Nygel D. Robinson: Broadway is like, when you have to lock something for sure, for sure. Like, there's no changing it. It's immortalized, whatever. Being in a space where, like, off-Broadway is technically still, like, development, like, we can change things whenever we want. I like to think of plays and musicals as living documents until they have to be set in stone. This show is a living document, and if something happens and we catch it, we'll change it on the fly.
Alison Stewart: As artists, how do you see your role as artists in fostering these critical dialogues about the society we live in?
Nygel D. Robinson: I think we get to express feelings in a different way, rather than try to talk you into feeling something, we get to, [strums bass] what does that mean to the heart? Rather than words, but we get to put words on top of it. We get to sing out feelings. I think people don't like being preached at. They like being shown. If I can invite you in and try to get you in a moment, and not preach at you, but just show you something. I think my favorite thing about this show is that we're not preaching about solidarity.
We're showing you what it can look like. Like Brian hits a button for me, I'll record something. I hit a button for Brian. We're helping each other the whole time.
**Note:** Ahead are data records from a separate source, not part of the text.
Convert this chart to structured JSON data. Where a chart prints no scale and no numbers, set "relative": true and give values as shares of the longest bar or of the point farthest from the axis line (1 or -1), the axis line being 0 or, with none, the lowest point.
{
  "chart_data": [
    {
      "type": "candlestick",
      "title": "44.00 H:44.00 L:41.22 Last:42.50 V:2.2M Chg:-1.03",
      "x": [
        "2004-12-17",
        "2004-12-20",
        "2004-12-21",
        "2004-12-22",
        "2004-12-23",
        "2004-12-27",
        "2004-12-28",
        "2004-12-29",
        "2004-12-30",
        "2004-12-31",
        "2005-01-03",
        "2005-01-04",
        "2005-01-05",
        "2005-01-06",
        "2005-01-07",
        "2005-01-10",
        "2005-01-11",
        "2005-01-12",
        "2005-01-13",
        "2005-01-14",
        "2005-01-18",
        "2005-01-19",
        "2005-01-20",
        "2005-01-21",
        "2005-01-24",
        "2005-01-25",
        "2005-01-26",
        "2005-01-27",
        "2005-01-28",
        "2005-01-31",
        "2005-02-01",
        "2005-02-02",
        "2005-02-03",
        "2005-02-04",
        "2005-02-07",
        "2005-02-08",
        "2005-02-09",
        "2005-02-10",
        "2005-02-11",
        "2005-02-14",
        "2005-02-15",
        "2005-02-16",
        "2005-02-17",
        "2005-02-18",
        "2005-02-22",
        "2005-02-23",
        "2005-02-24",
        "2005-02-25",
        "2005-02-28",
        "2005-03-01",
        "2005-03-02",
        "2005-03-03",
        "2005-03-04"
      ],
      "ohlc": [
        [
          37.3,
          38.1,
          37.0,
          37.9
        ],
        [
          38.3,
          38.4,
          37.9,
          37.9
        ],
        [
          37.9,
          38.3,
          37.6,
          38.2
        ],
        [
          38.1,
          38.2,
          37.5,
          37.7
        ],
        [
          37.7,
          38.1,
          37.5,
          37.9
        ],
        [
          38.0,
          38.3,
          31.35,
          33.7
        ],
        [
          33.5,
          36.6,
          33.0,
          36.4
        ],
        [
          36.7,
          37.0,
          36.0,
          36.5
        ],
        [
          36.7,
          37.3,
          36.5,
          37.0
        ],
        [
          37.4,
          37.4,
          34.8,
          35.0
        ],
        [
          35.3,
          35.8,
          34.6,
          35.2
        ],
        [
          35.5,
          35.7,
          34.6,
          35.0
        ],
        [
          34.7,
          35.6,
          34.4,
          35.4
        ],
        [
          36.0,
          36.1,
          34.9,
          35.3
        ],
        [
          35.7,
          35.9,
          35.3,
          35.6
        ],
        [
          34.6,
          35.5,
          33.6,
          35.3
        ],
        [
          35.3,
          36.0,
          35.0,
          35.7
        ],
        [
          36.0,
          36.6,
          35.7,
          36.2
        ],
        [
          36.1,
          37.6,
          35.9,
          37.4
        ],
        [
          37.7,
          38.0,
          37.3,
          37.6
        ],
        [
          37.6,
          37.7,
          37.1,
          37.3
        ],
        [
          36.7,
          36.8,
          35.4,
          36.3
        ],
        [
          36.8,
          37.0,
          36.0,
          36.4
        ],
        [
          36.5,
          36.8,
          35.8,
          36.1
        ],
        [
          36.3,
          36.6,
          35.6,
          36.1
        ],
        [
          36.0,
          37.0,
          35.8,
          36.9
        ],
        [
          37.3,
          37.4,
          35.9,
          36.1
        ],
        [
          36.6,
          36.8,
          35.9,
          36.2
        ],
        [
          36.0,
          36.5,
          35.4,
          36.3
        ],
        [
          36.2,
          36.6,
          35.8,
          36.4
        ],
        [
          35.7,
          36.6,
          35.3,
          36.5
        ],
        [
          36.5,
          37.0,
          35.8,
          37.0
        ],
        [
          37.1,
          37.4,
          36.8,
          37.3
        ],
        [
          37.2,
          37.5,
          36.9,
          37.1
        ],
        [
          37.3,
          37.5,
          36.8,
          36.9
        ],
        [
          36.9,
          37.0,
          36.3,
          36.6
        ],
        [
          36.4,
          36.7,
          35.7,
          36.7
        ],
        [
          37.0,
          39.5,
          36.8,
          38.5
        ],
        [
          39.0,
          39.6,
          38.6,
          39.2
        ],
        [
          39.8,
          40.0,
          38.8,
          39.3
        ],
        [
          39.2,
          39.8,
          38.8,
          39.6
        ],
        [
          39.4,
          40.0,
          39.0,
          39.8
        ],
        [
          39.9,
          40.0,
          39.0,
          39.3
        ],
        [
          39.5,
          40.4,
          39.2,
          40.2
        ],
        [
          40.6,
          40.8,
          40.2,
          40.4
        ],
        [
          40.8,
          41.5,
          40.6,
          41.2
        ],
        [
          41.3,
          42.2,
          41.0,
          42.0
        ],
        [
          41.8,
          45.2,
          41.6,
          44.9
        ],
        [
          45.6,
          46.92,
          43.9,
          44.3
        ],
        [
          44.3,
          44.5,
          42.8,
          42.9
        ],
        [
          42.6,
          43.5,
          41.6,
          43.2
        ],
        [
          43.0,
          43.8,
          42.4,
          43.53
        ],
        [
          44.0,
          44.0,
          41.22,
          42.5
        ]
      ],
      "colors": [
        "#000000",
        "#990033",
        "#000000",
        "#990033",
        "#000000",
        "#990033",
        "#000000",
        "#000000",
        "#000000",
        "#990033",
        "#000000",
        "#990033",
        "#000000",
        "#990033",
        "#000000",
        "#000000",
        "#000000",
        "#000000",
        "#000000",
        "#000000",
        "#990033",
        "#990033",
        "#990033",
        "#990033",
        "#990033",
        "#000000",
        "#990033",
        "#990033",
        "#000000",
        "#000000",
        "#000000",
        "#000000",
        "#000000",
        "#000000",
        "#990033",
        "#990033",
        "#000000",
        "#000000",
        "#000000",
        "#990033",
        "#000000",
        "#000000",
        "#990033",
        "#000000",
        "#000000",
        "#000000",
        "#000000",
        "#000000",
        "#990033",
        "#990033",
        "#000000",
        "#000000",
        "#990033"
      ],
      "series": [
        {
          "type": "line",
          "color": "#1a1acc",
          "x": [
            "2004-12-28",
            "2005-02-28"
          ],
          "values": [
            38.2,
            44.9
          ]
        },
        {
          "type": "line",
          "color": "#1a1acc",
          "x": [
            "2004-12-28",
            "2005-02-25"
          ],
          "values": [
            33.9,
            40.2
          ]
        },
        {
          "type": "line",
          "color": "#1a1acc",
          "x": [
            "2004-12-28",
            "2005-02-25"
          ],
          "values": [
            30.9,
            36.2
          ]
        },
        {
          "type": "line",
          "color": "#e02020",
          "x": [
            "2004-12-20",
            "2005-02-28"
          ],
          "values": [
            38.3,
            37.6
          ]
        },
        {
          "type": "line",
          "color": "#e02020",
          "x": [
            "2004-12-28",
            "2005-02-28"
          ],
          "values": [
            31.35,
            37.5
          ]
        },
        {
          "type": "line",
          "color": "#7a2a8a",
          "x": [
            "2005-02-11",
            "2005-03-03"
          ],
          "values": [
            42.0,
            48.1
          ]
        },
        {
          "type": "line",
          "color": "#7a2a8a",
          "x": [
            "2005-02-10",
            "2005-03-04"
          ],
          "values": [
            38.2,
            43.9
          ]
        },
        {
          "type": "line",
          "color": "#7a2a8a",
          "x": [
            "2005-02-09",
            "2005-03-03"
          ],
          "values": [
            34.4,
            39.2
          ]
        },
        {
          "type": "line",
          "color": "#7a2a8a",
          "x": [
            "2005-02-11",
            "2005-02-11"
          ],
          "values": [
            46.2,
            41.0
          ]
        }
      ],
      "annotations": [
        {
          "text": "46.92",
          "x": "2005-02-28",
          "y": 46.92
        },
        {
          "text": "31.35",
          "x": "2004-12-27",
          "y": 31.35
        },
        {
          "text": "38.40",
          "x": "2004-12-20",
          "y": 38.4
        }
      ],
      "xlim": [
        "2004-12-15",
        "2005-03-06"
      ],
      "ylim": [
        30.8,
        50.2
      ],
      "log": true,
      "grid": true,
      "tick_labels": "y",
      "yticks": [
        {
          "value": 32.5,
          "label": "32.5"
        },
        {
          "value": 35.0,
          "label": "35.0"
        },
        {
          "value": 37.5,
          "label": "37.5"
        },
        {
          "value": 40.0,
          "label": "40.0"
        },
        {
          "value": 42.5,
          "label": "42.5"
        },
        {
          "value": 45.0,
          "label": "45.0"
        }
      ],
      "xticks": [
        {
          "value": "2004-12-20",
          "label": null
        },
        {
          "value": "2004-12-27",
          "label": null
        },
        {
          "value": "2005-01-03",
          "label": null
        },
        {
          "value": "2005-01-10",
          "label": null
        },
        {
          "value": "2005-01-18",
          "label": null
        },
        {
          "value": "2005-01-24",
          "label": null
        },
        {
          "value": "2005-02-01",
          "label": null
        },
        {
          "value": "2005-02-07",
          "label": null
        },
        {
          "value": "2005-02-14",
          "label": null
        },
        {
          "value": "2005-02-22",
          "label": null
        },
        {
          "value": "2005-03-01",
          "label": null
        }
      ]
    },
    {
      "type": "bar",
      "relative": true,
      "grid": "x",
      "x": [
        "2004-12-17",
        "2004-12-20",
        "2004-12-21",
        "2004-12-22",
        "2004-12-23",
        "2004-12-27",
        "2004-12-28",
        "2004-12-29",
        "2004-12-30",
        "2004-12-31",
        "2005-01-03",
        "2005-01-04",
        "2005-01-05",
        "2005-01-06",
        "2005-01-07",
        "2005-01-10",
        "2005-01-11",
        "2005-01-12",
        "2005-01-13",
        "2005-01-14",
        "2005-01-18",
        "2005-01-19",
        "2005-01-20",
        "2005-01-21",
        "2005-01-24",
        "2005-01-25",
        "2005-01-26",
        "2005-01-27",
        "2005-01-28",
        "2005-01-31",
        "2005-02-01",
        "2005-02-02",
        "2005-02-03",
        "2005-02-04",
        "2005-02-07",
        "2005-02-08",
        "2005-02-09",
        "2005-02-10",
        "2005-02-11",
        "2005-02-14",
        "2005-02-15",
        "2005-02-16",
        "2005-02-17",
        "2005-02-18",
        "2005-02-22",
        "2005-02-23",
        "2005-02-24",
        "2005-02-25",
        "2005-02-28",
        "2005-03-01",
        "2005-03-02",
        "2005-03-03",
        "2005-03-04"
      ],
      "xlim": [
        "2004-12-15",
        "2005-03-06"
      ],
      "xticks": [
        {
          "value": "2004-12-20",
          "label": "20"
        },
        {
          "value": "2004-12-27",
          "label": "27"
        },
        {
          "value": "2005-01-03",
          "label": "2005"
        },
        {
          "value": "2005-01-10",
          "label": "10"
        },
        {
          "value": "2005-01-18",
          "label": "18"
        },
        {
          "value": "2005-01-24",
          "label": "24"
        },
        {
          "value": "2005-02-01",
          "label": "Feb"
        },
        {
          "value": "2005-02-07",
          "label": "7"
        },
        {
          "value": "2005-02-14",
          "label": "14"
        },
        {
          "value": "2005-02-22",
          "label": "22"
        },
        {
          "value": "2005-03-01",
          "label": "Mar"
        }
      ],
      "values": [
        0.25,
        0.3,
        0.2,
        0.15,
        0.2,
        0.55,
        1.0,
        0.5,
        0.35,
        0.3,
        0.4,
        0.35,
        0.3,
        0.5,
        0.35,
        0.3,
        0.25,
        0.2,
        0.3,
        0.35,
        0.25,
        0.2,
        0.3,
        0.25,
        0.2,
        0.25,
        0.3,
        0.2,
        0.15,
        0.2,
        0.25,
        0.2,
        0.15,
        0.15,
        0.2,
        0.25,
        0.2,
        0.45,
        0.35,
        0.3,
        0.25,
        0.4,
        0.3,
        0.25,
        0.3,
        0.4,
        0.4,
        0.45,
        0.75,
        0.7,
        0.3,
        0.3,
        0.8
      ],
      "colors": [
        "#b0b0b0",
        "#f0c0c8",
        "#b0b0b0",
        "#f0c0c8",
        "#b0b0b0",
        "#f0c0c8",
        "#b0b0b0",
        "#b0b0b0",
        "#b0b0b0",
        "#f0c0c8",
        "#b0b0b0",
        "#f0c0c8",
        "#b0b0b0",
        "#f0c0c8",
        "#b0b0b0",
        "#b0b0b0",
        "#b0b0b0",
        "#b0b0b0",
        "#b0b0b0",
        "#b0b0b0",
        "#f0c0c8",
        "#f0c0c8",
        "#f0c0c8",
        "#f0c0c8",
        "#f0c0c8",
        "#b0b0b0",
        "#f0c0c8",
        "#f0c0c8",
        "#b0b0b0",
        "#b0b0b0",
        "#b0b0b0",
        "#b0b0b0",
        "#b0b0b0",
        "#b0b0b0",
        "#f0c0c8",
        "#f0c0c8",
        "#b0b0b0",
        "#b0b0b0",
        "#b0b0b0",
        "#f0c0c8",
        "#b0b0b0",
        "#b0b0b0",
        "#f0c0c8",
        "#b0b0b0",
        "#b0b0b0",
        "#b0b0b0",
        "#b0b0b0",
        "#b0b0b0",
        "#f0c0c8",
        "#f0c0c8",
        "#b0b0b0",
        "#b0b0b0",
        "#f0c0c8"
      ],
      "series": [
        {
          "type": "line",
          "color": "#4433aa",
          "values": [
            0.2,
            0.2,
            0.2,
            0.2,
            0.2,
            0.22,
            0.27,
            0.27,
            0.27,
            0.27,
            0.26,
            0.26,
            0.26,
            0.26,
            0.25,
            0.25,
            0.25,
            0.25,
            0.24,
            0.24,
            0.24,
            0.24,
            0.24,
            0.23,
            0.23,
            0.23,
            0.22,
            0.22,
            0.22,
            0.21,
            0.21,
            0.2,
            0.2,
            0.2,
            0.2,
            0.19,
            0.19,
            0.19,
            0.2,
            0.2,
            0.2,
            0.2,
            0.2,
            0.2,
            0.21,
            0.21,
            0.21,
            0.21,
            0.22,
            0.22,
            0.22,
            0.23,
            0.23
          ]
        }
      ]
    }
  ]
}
Brian Quijada: What it means for just two people to create an orchestra's worth of sound. What's amazing about being an artist is that we are able to create balms. I think people come into our theater thinking that they're going to-- the first third of the play is a slave narrative. Nygel goes into his ancestral history with it, but by the end, you are dancing with us and singing with us. I think it is an act of rebellion. It is a triumph to be singing in times of, I think, troubled times. It's quite moving for us, healing for us to be able to do the show, but also for our audiences, who I think need a place to sing and dance.
Alison Stewart: Let's hear one final song. What are we going to hear?
Nygel D. Robinson: It's called Libre.
[MUSIC - Brian Quijada & Nygel D. Robinson: Libre]
Alison Stewart: That was Brian Quijada and Nygel Robinson. They are part of the off-Broadway hip hop musical Mexodus. It's back for an encore run at the Daryl Roth Theater on Union Square through Sunday, June 14th. You should definitely go see it. It is a great, great show. The album is dropping-
Brian Quijada: -April 16th.
[laughter]
Nygel D. Robinson: Yes. That is the date we landed on.
Alison Stewart: Thank you so much for coming in and performing for us.
Nygel D. Robinson: Thank you.
Brian Quijada: Oh, you're the best. Thank you for having us.